现对四站模型的自标定结果添加误差,在X,Y方向上分别添加±10 ~ ±60 μm的误差,在Z方向上添加±10 ~ ±100 μm的误差,为观察各方向误差影响的严重程度,同时在测站的距离测量结果上添加误差,得到同等大小的测距误差造成的测量结果变化。得到的测量结果与不添加误差时的测量结果的差的绝对值如图8所示,其中图8(a)为添加正向误差时的结果,图8(b)为添加负向误差时的结果。
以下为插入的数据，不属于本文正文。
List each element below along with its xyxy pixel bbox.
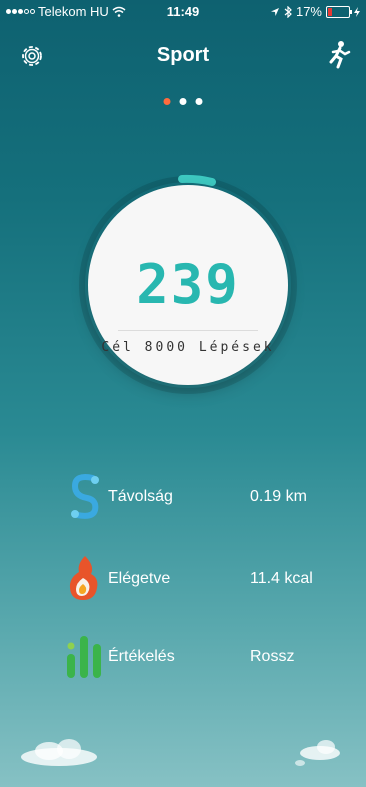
stat-row-rating: Értékelés Rossz xyxy=(0,630,366,690)
stat-value: 0.19 km xyxy=(250,488,307,505)
stat-label: Értékelés xyxy=(108,648,175,665)
stat-row-calories: Elégetve 11.4 kcal xyxy=(0,552,366,612)
stat-label: Távolság xyxy=(108,488,173,505)
stat-value: 11.4 kcal xyxy=(250,570,313,587)
location-icon xyxy=(270,7,279,16)
flame-icon xyxy=(69,556,98,600)
cloud-left xyxy=(21,739,97,766)
page-dot-1[interactable] xyxy=(163,98,171,105)
step-count: 239 xyxy=(136,253,240,316)
carrier-name: Telekom HU xyxy=(38,4,109,19)
step-progress[interactable]: 239 Cél 8000 Lépések xyxy=(78,155,298,415)
page-title: Sport xyxy=(156,44,210,66)
divider xyxy=(118,330,258,331)
page-dot-3[interactable] xyxy=(195,98,203,105)
battery-icon xyxy=(326,5,352,18)
battery-percent: 17% xyxy=(295,4,322,19)
stat-row-distance: Távolság 0.19 km xyxy=(0,470,366,530)
page-indicator[interactable] xyxy=(163,98,203,105)
signal-icon xyxy=(6,9,35,14)
page-dot-2[interactable] xyxy=(179,98,187,105)
step-goal: Cél 8000 Lépések xyxy=(101,340,275,355)
step-circle: 239 Cél 8000 Lépések xyxy=(88,185,288,385)
rating-bars-icon xyxy=(67,636,101,678)
status-bar: Telekom HU 11:49 17% xyxy=(0,0,366,22)
gear-icon[interactable] xyxy=(18,42,46,70)
status-right: 17% xyxy=(270,4,360,19)
stat-value: Rossz xyxy=(250,648,295,665)
bluetooth-icon xyxy=(284,5,292,18)
nav-bar: Sport xyxy=(0,36,366,76)
runner-icon[interactable] xyxy=(326,40,352,70)
charging-icon xyxy=(354,6,360,17)
cloud-right xyxy=(295,740,340,766)
wifi-icon xyxy=(112,6,126,17)
stat-label: Elégetve xyxy=(108,570,171,587)
clock: 11:49 xyxy=(166,4,200,19)
distance-icon xyxy=(71,474,99,519)
carrier-info: Telekom HU xyxy=(6,4,126,19)
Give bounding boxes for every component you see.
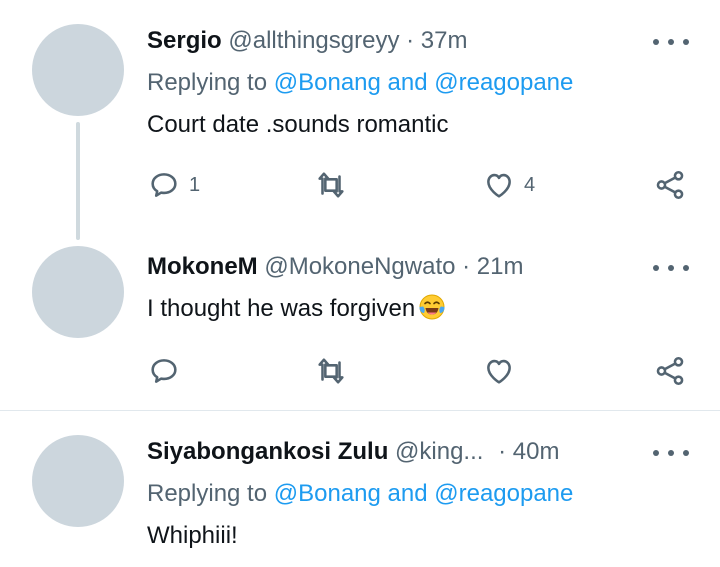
more-options-icon[interactable] [653, 262, 689, 274]
tweet-time[interactable]: · 40m [498, 438, 559, 465]
retweet-icon [318, 358, 344, 384]
author-name[interactable]: Siyabongankosi Zulu [147, 438, 388, 465]
tweet-mokonem[interactable]: MokoneM @MokoneNgwato · 21m I thought he… [0, 240, 720, 410]
author-handle[interactable]: @MokoneNgwato [264, 253, 455, 280]
tweet-time[interactable]: · 21m [462, 253, 523, 280]
replying-to-prefix: Replying to [147, 69, 268, 96]
reply-count: 1 [189, 173, 201, 196]
retweet-button[interactable] [314, 168, 356, 202]
avatar[interactable] [32, 246, 124, 338]
retweet-button[interactable] [314, 354, 356, 388]
tweet-text: Court date .sounds romantic [147, 111, 449, 138]
tweet-header: Siyabongankosi Zulu @king... · 40m [147, 437, 559, 467]
share-icon [656, 356, 684, 386]
author-handle[interactable]: @king... [395, 438, 483, 465]
author-name[interactable]: Sergio [147, 27, 222, 54]
tweet-text: I thought he was forgiven [147, 295, 416, 322]
tweet-actions: 1 4 [0, 168, 720, 202]
tweet-text: Whiphiii! [147, 522, 238, 549]
replying-to-prefix: Replying to [147, 480, 268, 507]
author-name[interactable]: MokoneM [147, 253, 258, 280]
like-button[interactable] [482, 354, 524, 388]
share-icon [656, 170, 684, 200]
author-handle[interactable]: @allthingsgreyy [228, 27, 399, 54]
tweet-header: MokoneM @MokoneNgwato · 21m [147, 252, 524, 282]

可知X,Y方向上误差引起的结果改变相对较为明显,但也与相同大小的测距误差引起的结果改变相当。而如上文分析,文中方案中主要误差方向Z方向上的误差引起的结果改变很小,在添加+100 μm误差时,测量结果改变最大只有3 μm,添加–100 μm误差时,测量结果改变只有6 μm,可认为Z方向上的误差对测量结果几乎无影响。进而得到结论,在测头上挂载重量引入的误差,Z方向对测量结果几乎不产生影响,而X,Y方向的误差自身很小,即使产生影响也与跟踪仪本身的测距误差的影响量级相当,可证明文中方案可行。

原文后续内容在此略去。